As movimentações acontecem ao mesmo tempo em que a ANPD tem reforçado seu papel fiscalizador junto a empresas de tecnologia. A ANPD tem processos abertos contra:
- a Meta, por monetização de dados na plataforma Threads e compartilhamento de dados de usuários do WhatsApp com outros aplicativos da empresa;
- a Bytedance, por tratamento de dados de crianças e adolescentes no TikTok;
- e a OpenAI, dona do ChatGPT, para apurar denúncias de vazamento de dados do aplicativo.
ELEIÇÕES 2024
Para este ano, a Anatel aprofundou a relação com o TSE e assinou mais um acordo de cooperação técnica, com o recém-criado CIEDDE (Centro Integrado de Enfrentamento à Desinformação e Defesa da Democracia) do tribunal, ao lado da PGR (Procuradoria-Geral da República), do Ministério da Justiça e Segurança Pública e do Conselho Federal da OAB (Ordem dos Advogados do Brasil).
“A Anatel irá usar a plenitude do seu poder de polícia junto às empresas de telecomunicações para retirar do ar todos os sites e aplicativos que estejam atentando contra a nossa democracia por meio da desinformação e do uso de inteligência artificial para deepfakes”, prometeu Baigorri na ocasião.
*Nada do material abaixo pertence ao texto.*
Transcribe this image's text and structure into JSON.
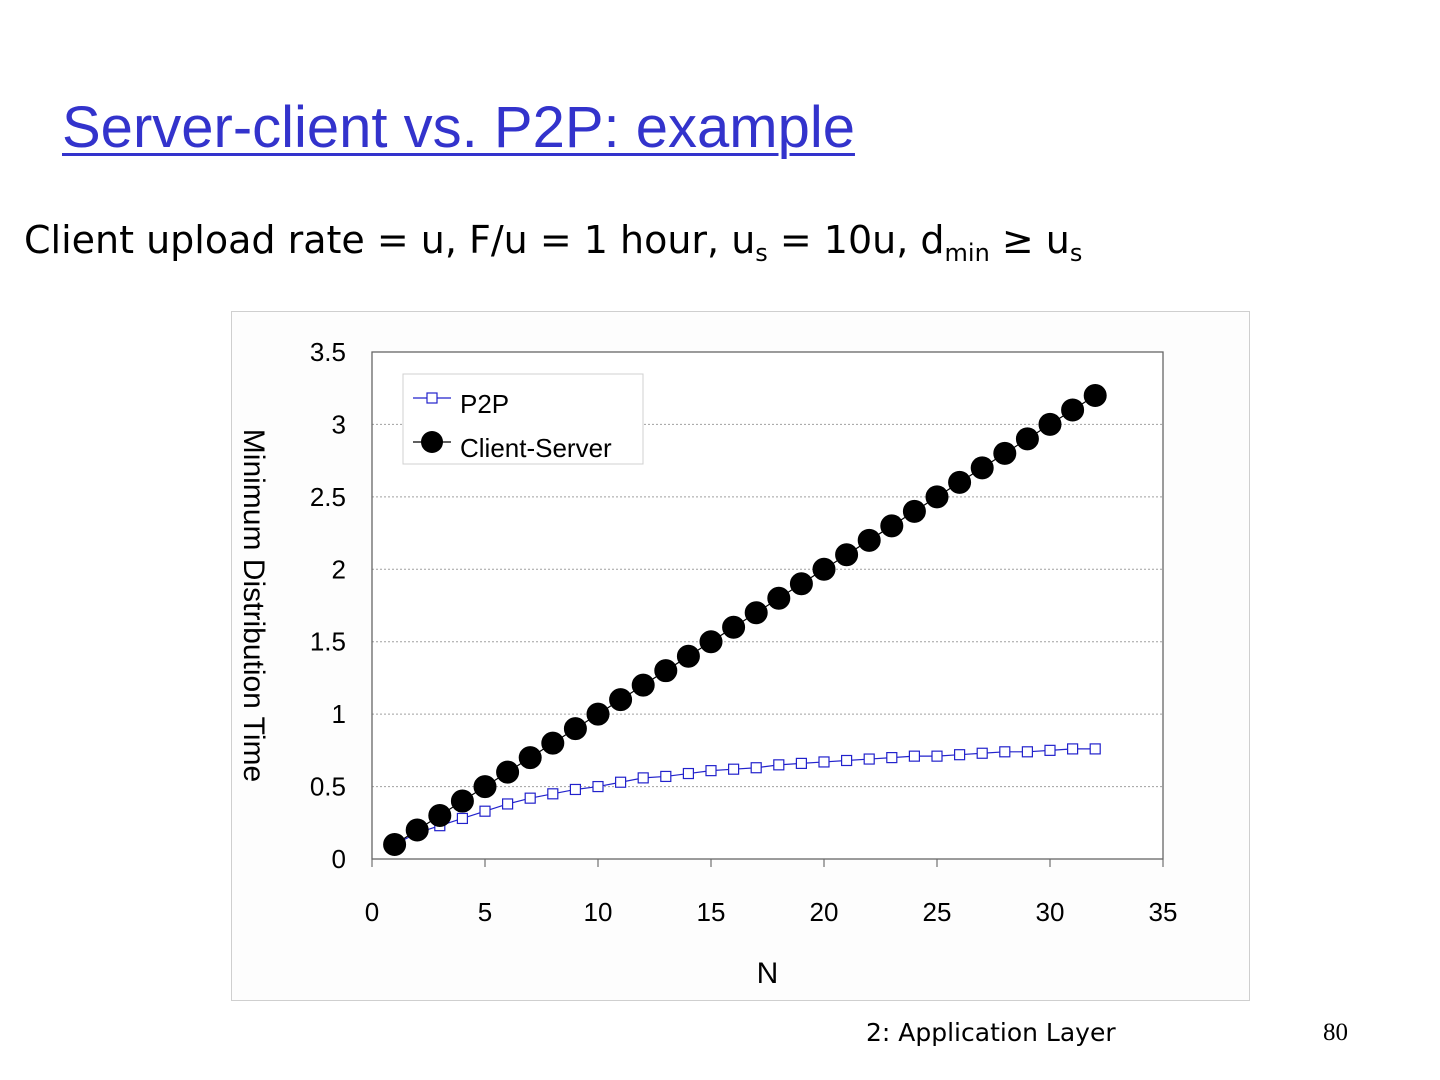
{
  "slide": {
    "title": "Server-client vs. P2P: example",
    "formula": {
      "part1": "Client upload rate = u,  F/u = 1 hour,  u",
      "sub1": "s",
      "part2": " = 10u,  d",
      "sub2": "min",
      "part3": " ≥ u",
      "sub3": "s"
    },
    "footer_label": "2: Application Layer",
    "page_number": "80"
  },
  "colors": {
    "title": "#3333cc",
    "p2p": "#2222cc",
    "client_server": "#000000",
    "gridline": "#a0a0a0"
  },
  "chart_data": {
    "type": "line",
    "title": "",
    "xlabel": "N",
    "ylabel": "Minimum Distribution Time",
    "xlim": [
      0,
      35
    ],
    "ylim": [
      0,
      3.5
    ],
    "xticks": [
      "0",
      "5",
      "10",
      "15",
      "20",
      "25",
      "30",
      "35"
    ],
    "yticks": [
      "0",
      "0.5",
      "1",
      "1.5",
      "2",
      "2.5",
      "3",
      "3.5"
    ],
    "grid": "horizontal dotted",
    "legend_position": "top-left",
    "x": [
      1,
      2,
      3,
      4,
      5,
      6,
      7,
      8,
      9,
      10,
      11,
      12,
      13,
      14,
      15,
      16,
      17,
      18,
      19,
      20,
      21,
      22,
      23,
      24,
      25,
      26,
      27,
      28,
      29,
      30,
      31,
      32
    ],
    "series": [
      {
        "name": "P2P",
        "marker": "open-square",
        "values": [
          0.1,
          0.18,
          0.23,
          0.28,
          0.33,
          0.38,
          0.42,
          0.45,
          0.48,
          0.5,
          0.53,
          0.56,
          0.57,
          0.59,
          0.61,
          0.62,
          0.63,
          0.65,
          0.66,
          0.67,
          0.68,
          0.69,
          0.7,
          0.71,
          0.71,
          0.72,
          0.73,
          0.74,
          0.74,
          0.75,
          0.76,
          0.76
        ]
      },
      {
        "name": "Client-Server",
        "marker": "filled-circle",
        "values": [
          0.1,
          0.2,
          0.3,
          0.4,
          0.5,
          0.6,
          0.7,
          0.8,
          0.9,
          1.0,
          1.1,
          1.2,
          1.3,
          1.4,
          1.5,
          1.6,
          1.7,
          1.8,
          1.9,
          2.0,
          2.1,
          2.2,
          2.3,
          2.4,
          2.5,
          2.6,
          2.7,
          2.8,
          2.9,
          3.0,
          3.1,
          3.2
        ]
      }
    ]
  }
}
Depois disso, ele foi convocado a dar explicações na Comissão de Comissão de Comunicação da Câmara. “Muita gente ficou com a impressão de que a Anatel vai ter um papel proativo de ficar lá olhando nas redes sociais, identificar problemas e notificar o TSE para tirar do ar, mas não é assim. Vai ser do mesmo jeito que na última eleição. A gente tem um papel reativo”, disse ao Aos Fatos.
O presidente da agência negou que a agência antagoniza as empresas de tecnologia. “As plataformas e as redes [de telecomunicações] têm uma relação simbiótica. Um precisa do outro. Se não tiver rede, não tem aplicativo, não tem plataforma. E se não tiver plataforma, ninguém compra a rede. Então eles só vão crescer juntos. Por isso, essa visão de que um é inimigo do outro não faz sentido nenhum.”